Ах, какие запахи! Бродячие собаки – в наших краях собак не держат на цепи и почти все они бегают где хотят, – бродячие собаки прямо-таки пьянеют от них. Посмотрите на того, а вернее, на ту, посмотрите, как она бежит, вглядываясь и вслушиваясь во все кругом, то и дело приостанавливается, унюхав что-то там, учуяв что-то здесь, застыв, пофыркивая, над чем-то невидимым. Она будто идет по следу. Но на самом деле Ксантиппа не охотится, она просто играет, забавляется. Достаточно ласково ее окликнуть, и она тут как тут, стрелой примчится из темноты, уткнув все же нос в землю и визгливо потявкивая. Вот кролик кинулся в кустарник, но собака, тотчас его учуяв, не хочет продираться сквозь сухостой. Лучше обогнуть его. А там – снова блужданья по лесу. Эта кучка прутьев так вкусно пахнет – наверняка тут кто-то живет. А чуть подальше, у корней рябины, возник аромат, который ползет вверх по коре, – это, должно быть, молоденькая белочка прилепилась к основанию ветки и дразнит из безопасного места собак, а вот сову дразнить не стоит. Собака заливисто тявкает и трусит дальше, вдоль дороги на Нуазьер, обсаженной утесником, который глубоко прочесывает ей шерсть. Обычный путь. В конце темнеет ельник, испещренный отверстиями нор, расширенных лихорадочными скребками. Вот и он! Несмотря на частые дожди, ветер все высушил. Иголки, сучья, низкий приземистый кустарник стоят сухие, точно в разгар лета. Все трещит, все обламывается. Будь то человек или зверь – малейшее движение тотчас выдает его присутствие… Стой! Там кто-то шевелится.

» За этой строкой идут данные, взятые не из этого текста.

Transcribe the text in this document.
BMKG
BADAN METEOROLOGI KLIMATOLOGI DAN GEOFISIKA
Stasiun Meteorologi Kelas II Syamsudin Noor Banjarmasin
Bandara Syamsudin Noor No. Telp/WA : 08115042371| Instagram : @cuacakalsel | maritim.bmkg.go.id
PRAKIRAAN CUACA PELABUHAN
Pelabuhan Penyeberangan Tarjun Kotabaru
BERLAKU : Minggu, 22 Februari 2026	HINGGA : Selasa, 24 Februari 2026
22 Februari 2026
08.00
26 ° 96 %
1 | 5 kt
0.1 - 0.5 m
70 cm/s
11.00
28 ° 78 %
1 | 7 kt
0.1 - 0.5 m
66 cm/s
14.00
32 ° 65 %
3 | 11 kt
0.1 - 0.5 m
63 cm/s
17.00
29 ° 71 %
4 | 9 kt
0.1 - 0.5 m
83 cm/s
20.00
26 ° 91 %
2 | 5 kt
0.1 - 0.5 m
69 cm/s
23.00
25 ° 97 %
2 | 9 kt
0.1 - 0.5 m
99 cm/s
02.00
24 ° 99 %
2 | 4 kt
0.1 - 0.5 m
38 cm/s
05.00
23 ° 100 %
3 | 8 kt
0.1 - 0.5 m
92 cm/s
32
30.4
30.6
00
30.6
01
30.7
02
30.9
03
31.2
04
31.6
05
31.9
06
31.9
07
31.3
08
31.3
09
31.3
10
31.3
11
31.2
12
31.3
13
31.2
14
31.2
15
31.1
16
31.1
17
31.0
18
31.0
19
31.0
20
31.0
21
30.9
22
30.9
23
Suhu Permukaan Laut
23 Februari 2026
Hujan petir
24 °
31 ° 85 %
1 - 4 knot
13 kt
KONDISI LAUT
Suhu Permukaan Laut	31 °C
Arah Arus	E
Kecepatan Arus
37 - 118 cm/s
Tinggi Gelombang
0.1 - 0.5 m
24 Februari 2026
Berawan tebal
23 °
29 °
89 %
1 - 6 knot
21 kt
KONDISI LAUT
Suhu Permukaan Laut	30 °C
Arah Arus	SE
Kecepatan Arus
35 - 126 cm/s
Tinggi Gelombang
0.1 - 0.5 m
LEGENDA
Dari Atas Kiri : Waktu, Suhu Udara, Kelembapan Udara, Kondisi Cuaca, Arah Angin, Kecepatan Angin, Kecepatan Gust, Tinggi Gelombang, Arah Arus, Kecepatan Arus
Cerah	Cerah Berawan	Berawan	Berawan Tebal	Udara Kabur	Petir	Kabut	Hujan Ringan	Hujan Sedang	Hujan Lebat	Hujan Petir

Шевелится. Все ближе. Уж не егерь ли это треклятый, который так ненавидит собак и так ловко умеет подсекать все живое, шаря длинной палкой по орешнику? Нет. Застыв с поднятой лапой, Ксантиппа пытается определить поточнее. На запах Бессона это не похоже – от того всегда несет затхлым запахом одежды из грубого сукна, сырой кожей, порохом и красным вином, не говоря уже об его отвратительном свистке. А этот – совсем другое. От этого веет дружелюбием! Встреча, которая повторяется по меньшей мере раз в неделю, совершенно безобидна, а с некоторых пор даже и выгодна. Можно, радостно перебирая всеми четырьмя лапами, заскулить, завилять хвостом. Запах усиливается, слышится легкое посвистывание – добрый знак: ведь обычно свистят просто так, по привычке, а сегодня ее как будто зовут. Истово виляя хвостом, собака наступает в темноте на трюфель, таращит глаза и тихонько тявкает. Появляется круглая шляпа, накидка, сапоги. Свист умолкает, протягивается рука… Ксантиппа наугад, клацнув челюстями, хватает кусочек сахару.

За ним другой, третий. Если этот лунатик не болтун, сегодняшняя ночь – просто чудо. Собака трепещет от ласковых прикосновений, льнет головой к рукам, безошибочно отыскивающим самые чувствительные места, гладящим ее большие уши, к краям которых прилепились, точно жемчужины, клещи.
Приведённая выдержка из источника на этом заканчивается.